PORTSMOUTH, Va. – World War II Navy veteran Lawrence Mondy, 91, was just a young boy when Pearl Harbor was attacked, but that dreadful day on Dec. 7, 1941, is one he says he’ll never forget.
“When Pearl Harbor came, it was on a Sunday,” Mondy said. “I was returning home from a meeting and the news came over that Pearl Harbor had been bombed. Of course, the next day that was the talk of the town- the talk of the world, really - and I wanted to be in the service.”
The devastating attack that launched the country into WWII propelled Mondy to enlist.
During his 23 years of service, fighting in the Second World War and in the Korean and Vietnam Wars, his brothers-in-arms would tell him about that day 80 years ago.
“Mostly they’d tell you about how afraid they were, and they had never witnessed mass bodies that were lost during that invasion when the bomb was dropped,” Mondy said. “This particular ship, the bomb exploded on it. They described how frightening it was, and they didn’t really, at that time, wouldn’t talk very much about detail.”
The 91-year-old Portsmouth father of five said he achieved one of his greatest ambitions when he joined the Navy, making it his career.
His hope is that others remember the sacrifices made and the lives lost during service so that history doesn’t repeat itself.

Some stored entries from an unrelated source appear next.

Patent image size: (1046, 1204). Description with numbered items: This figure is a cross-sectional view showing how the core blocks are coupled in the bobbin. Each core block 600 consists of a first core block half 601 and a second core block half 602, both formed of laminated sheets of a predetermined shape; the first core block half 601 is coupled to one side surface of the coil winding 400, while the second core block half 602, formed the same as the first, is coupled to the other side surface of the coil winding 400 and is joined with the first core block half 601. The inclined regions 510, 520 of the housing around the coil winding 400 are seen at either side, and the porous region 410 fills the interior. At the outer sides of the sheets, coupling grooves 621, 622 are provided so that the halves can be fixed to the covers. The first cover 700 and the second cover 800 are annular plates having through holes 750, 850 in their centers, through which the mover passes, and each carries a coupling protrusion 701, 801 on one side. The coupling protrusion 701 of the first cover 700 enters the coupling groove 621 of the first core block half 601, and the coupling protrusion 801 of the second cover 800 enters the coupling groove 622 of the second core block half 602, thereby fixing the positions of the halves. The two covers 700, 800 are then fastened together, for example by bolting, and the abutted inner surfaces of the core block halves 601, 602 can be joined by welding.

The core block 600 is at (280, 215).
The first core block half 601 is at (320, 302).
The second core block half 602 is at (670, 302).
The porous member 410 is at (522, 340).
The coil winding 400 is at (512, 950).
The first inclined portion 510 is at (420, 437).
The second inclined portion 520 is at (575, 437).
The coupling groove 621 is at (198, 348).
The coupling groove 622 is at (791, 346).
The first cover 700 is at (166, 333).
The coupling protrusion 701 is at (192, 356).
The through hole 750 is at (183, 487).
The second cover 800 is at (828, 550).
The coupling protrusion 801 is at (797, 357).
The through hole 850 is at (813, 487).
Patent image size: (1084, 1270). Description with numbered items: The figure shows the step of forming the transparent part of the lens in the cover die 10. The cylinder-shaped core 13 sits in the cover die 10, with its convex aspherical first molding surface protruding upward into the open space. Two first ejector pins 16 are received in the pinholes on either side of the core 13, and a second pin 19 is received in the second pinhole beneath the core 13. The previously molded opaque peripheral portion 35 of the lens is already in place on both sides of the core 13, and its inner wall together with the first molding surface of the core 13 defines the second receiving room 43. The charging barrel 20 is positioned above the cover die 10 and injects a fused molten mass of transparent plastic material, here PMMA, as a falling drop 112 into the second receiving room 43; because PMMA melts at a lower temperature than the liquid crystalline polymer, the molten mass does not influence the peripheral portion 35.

“I always hated that our country was attacked, and how so many lives, so much lost in Pearl Harbor,” said Mondy. “We’ve had so much change in our country. Discipline and training, love of country sort of things that generated that pride in being an American has sort of went down, dissipated. This situation with this country, hopefully that would never happen again, but here we are. Every time we look around we’re on the thresholds of another war, an outbreak and peace, it doesn’t seem to be nowhere in sight.”